Concern over this incident is often cited as a reason why the U.S. Navy conducted the 1871 Korea Campaign, which resulted in the death of about 300 Korean soldiers and three Americans. A contemporary statement by the Navy Department supports the fact. A scholar of Korean history, Kyung Moon Hwang however believed the reason for the American punitive campaign was "partly to exact vengeance and partly to attempt the same kind of gunboat policies" to demonstrate American military might and intimidate Korea to force open their trade.
Five years later, Korea was forced to sign a trade treaty with Japan in a separate incident, and in 1882 finally signed a treaty with the United States promising to abide by international norms regarding the treatment of prisoners. These treaties ended several centuries of isolationism.
The Korean government had demonstrated on several occasions that while they did not want to engage in trade with westerners, they would not harm them. It was already well known that two months prior to the General Sherman incident, an armed vessel captained by Ernst Oppert, a German, had visited Korea and made a similar demand for trade, had been refused by the Koreans, but had been treated well and returned to China safely.[obsolete source] Oppert returned to Korea in Emperor, which steamed up the Han River near Seoul, on the same day that General Sherman left Chefoo. Surprise, an American ship, had recently been shipwrecked in Chulsan, in Pyong-an Province, on June 24, 1866. The crew was not harmed and was sent to China by Governor Park Gyu-su, the same official in charge during the General Sherman incident.

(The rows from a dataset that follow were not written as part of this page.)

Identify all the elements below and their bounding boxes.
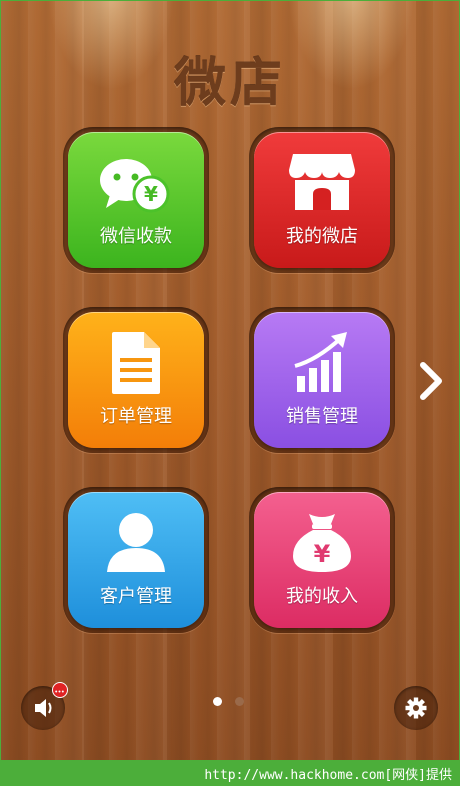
tile-slot: ¥ 微信收款 xyxy=(63,127,209,273)
my-income-button[interactable]: ¥ 我的收入 xyxy=(254,492,390,628)
next-page-arrow[interactable] xyxy=(415,361,447,401)
page-dot xyxy=(235,697,244,706)
svg-text:¥: ¥ xyxy=(144,182,158,206)
tile-label: 我的收入 xyxy=(286,586,358,607)
source-credit: http://www.hackhome.com[网侠]提供 xyxy=(204,768,452,783)
user-icon xyxy=(68,510,204,580)
wechat-payment-icon: ¥ xyxy=(68,150,204,220)
customer-management-button[interactable]: 客户管理 xyxy=(68,492,204,628)
wechat-payment-button[interactable]: ¥ 微信收款 xyxy=(68,132,204,268)
tile-slot: 我的微店 xyxy=(249,127,395,273)
page-indicator xyxy=(213,697,244,706)
app-title: 微店 xyxy=(173,54,286,114)
settings-button[interactable] xyxy=(394,686,438,730)
tile-label: 订单管理 xyxy=(100,406,172,427)
page-dot-active xyxy=(213,697,222,706)
tile-slot: 销售管理 xyxy=(249,307,395,453)
screenshot-frame: 微店 ¥ 微信收款 我的微店 订单管理 销售管理 客户管理 ¥ 我的收入 htt… xyxy=(0,0,460,786)
svg-text:¥: ¥ xyxy=(314,540,331,568)
home-screen: 微店 ¥ 微信收款 我的微店 订单管理 销售管理 客户管理 ¥ 我的收入 xyxy=(1,1,459,760)
tile-slot: 客户管理 xyxy=(63,487,209,633)
tile-slot: ¥ 我的收入 xyxy=(249,487,395,633)
notification-badge xyxy=(52,682,68,698)
tile-label: 销售管理 xyxy=(286,406,358,427)
sales-chart-icon xyxy=(254,330,390,400)
order-management-button[interactable]: 订单管理 xyxy=(68,312,204,448)
sound-button[interactable] xyxy=(21,682,68,730)
money-bag-icon: ¥ xyxy=(254,510,390,580)
my-shop-button[interactable]: 我的微店 xyxy=(254,132,390,268)
gear-icon xyxy=(405,697,427,719)
shop-icon xyxy=(254,150,390,220)
tile-slot: 订单管理 xyxy=(63,307,209,453)
tile-label: 客户管理 xyxy=(100,586,172,607)
source-footer: http://www.hackhome.com[网侠]提供 xyxy=(0,760,460,786)
document-icon xyxy=(68,330,204,400)
more-dots-icon xyxy=(55,690,64,693)
sales-management-button[interactable]: 销售管理 xyxy=(254,312,390,448)
chevron-right-icon xyxy=(420,362,442,400)
tile-label: 我的微店 xyxy=(286,226,358,247)
tile-label: 微信收款 xyxy=(100,226,172,247)
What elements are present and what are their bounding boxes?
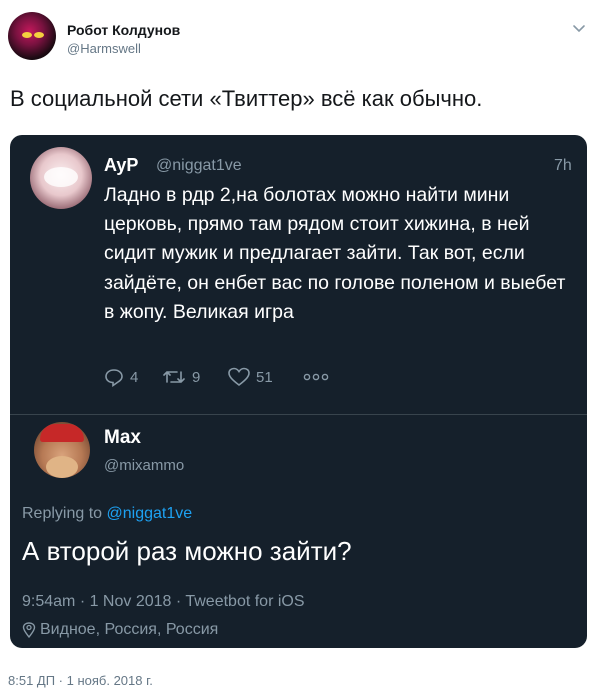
retweet-count: 9	[162, 366, 200, 388]
more-dots-icon	[303, 373, 329, 381]
divider	[10, 414, 587, 415]
more-options	[303, 366, 335, 388]
tweet-text: В социальной сети «Твиттер» всё как обыч…	[10, 86, 483, 111]
reply-avatar	[34, 422, 90, 478]
reply-count-value: 4	[130, 368, 139, 386]
replying-to-line: Replying to @niggat1ve	[22, 505, 192, 523]
retweet-icon	[163, 371, 185, 383]
quoted-author-name: AyP	[104, 155, 139, 175]
replying-to-handle: @niggat1ve	[106, 505, 193, 522]
replying-to-label: Replying to	[22, 505, 103, 522]
quoted-timestamp: 7h	[554, 157, 572, 174]
author-handle[interactable]: @Harmswell	[67, 41, 141, 56]
retweet-count-value: 9	[192, 368, 201, 386]
quoted-tweet-body: Ладно в рдр 2,на болотах можно найти мин…	[104, 184, 566, 323]
reply-icon	[105, 369, 123, 387]
like-count-value: 51	[256, 368, 273, 386]
reply-author-name: Max	[104, 427, 141, 448]
location-pin-icon	[22, 622, 36, 638]
author-avatar[interactable]	[8, 12, 56, 60]
quoted-author-handle: @niggat1ve	[156, 157, 242, 174]
chevron-down-icon[interactable]	[571, 20, 587, 36]
reply-count: 4	[104, 366, 138, 388]
tweet-timestamp[interactable]: 8:51 ДП · 1 нояб. 2018 г.	[8, 673, 153, 688]
reply-location-text: Видное, Россия, Россия	[40, 621, 219, 638]
author-display-name[interactable]: Робот Колдунов	[67, 22, 180, 38]
like-count: 51	[228, 366, 273, 388]
reply-meta: 9:54am · 1 Nov 2018 · Tweetbot for iOS	[22, 593, 305, 610]
reply-text: А второй раз можно зайти?	[22, 536, 352, 566]
reply-author-handle: @mixammo	[104, 457, 185, 474]
embedded-screenshot: AyP @niggat1ve 7h Ладно в рдр 2,на болот…	[10, 135, 587, 648]
heart-icon	[228, 367, 250, 387]
reply-location: Видное, Россия, Россия	[22, 621, 218, 639]
quoted-avatar	[30, 147, 92, 209]
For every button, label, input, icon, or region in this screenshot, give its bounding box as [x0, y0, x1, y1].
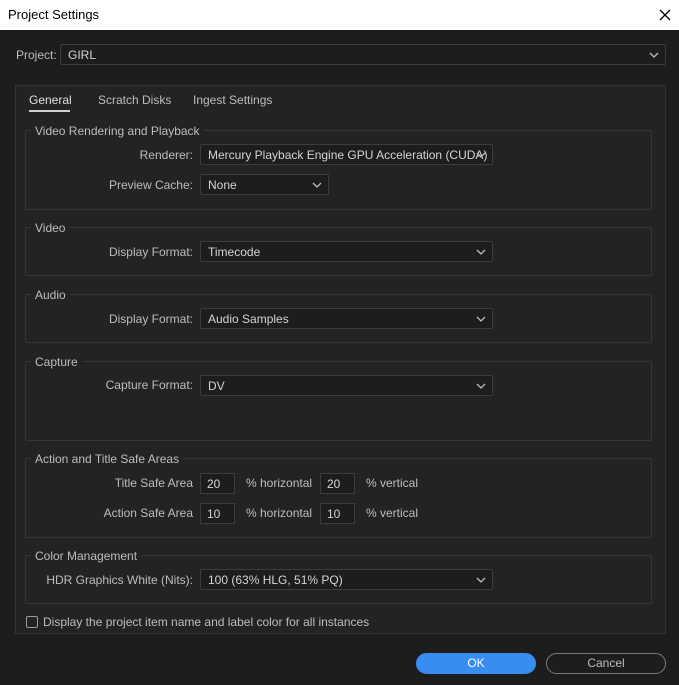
chevron-down-icon — [476, 249, 486, 255]
display-label-color-checkbox[interactable] — [26, 616, 38, 628]
title-safe-vertical-unit: % vertical — [366, 476, 419, 490]
action-safe-vertical-unit: % vertical — [366, 506, 419, 520]
title-safe-label: Title Safe Area — [114, 476, 193, 490]
close-icon[interactable] — [654, 4, 676, 26]
project-value: GIRL — [68, 48, 97, 62]
cancel-button[interactable]: Cancel — [546, 653, 666, 674]
preview-cache-select[interactable]: None — [200, 174, 329, 195]
tab-ingest-settings[interactable]: Ingest Settings — [193, 93, 272, 107]
chevron-down-icon — [476, 577, 486, 583]
action-safe-horizontal-unit: % horizontal — [246, 506, 313, 520]
tab-general[interactable]: General — [29, 93, 72, 107]
capture-format-label: Capture Format: — [105, 378, 193, 392]
chevron-down-icon — [476, 316, 486, 322]
audio-display-format-select[interactable]: Audio Samples — [200, 308, 493, 329]
window-title: Project Settings — [8, 7, 100, 22]
preview-cache-label: Preview Cache: — [108, 178, 193, 192]
title-safe-horizontal-unit: % horizontal — [246, 476, 313, 490]
renderer-value: Mercury Playback Engine GPU Acceleration… — [208, 148, 488, 162]
chevron-down-icon — [649, 52, 659, 58]
title-safe-horizontal-input[interactable]: 20 — [200, 473, 235, 494]
preview-cache-value: None — [208, 178, 237, 192]
action-safe-vertical-input[interactable]: 10 — [320, 503, 355, 524]
chevron-down-icon — [476, 383, 486, 389]
action-safe-label: Action Safe Area — [103, 506, 193, 520]
chevron-down-icon — [476, 152, 486, 158]
capture-format-value: DV — [208, 379, 225, 393]
video-display-format-label: Display Format: — [108, 245, 193, 259]
safe-areas-title: Action and Title Safe Areas — [31, 452, 184, 466]
audio-display-format-label: Display Format: — [108, 312, 193, 326]
hdr-graphics-white-select[interactable]: 100 (63% HLG, 51% PQ) — [200, 569, 493, 590]
video-rendering-title: Video Rendering and Playback — [31, 124, 204, 138]
project-label: Project: — [16, 48, 57, 62]
title-bar — [0, 0, 679, 30]
video-rendering-group — [25, 130, 652, 210]
hdr-graphics-white-value: 100 (63% HLG, 51% PQ) — [208, 573, 343, 587]
ok-button[interactable]: OK — [416, 653, 536, 674]
display-label-color-label: Display the project item name and label … — [43, 615, 370, 629]
capture-format-select[interactable]: DV — [200, 375, 493, 396]
capture-title: Capture — [31, 355, 82, 369]
video-display-format-select[interactable]: Timecode — [200, 241, 493, 262]
renderer-label: Renderer: — [139, 148, 193, 162]
capture-group — [25, 361, 652, 441]
renderer-select[interactable]: Mercury Playback Engine GPU Acceleration… — [200, 144, 493, 165]
audio-title: Audio — [31, 288, 70, 302]
tab-scratch-disks[interactable]: Scratch Disks — [98, 93, 171, 107]
chevron-down-icon — [312, 182, 322, 188]
title-safe-vertical-input[interactable]: 20 — [320, 473, 355, 494]
color-management-title: Color Management — [31, 549, 142, 563]
safe-areas-group — [25, 458, 652, 538]
hdr-graphics-white-label: HDR Graphics White (Nits): — [46, 573, 193, 587]
active-tab-indicator — [29, 110, 70, 112]
audio-display-format-value: Audio Samples — [208, 312, 289, 326]
project-select[interactable]: GIRL — [60, 44, 666, 65]
action-safe-horizontal-input[interactable]: 10 — [200, 503, 235, 524]
video-display-format-value: Timecode — [208, 245, 261, 259]
video-title: Video — [31, 221, 70, 235]
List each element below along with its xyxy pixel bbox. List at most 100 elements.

Some Koreans have claimed that the real purpose of General Sherman's voyage was to seek treasures buried in the royal tombs near Pyongyang. On board the ship was a Chinese inspector of gold and silver, whose presence led to conjecture that General Sherman was planning to loot precious metals from a king's tomb near Pyongyang. In China, it was believed that the royal coffins in the tombs of Pyongyang, where more than one dynasty of Korea lay buried, were made of solid gold, and after the departure of General Sherman to Korea, some westerners in China speculated that General Sherman's expedition had something to do with these treasures. Robert Jermain Thomas, the ship's interpreter, had also asked a Korean undercover officer the whereabouts of a white pagoda, which is usually associated with worship. Additionally, the ship did not possess a manifest of the items listed for trade, leading some to point to an ulterior motive. Furthermore, the Koreans also believed the use of an armed metal-hull gunboat was suspicious in a mission simply for trade. Even among westerners residing in China, there were concerns regarding how heavily armed General Sherman was at the time.
Beginning in the late 1960s, North Korea's government historians began to claim the attack on General Sherman was planned and led by Kim Hyong-jik, the father of North Korean president Kim Il-sung. The claim has no confirmation in historical records but is still being repeated in North Korean publications, including textbooks. In 2006, North Korea issued a postage stamp commemorating the sinking of the merchant vessel.
The USS Pueblo was formerly moored at what is believed to be the spot where the incident took place. In late 2012, however, the ship was relocated to the Victorious Fatherland Liberation War Museum.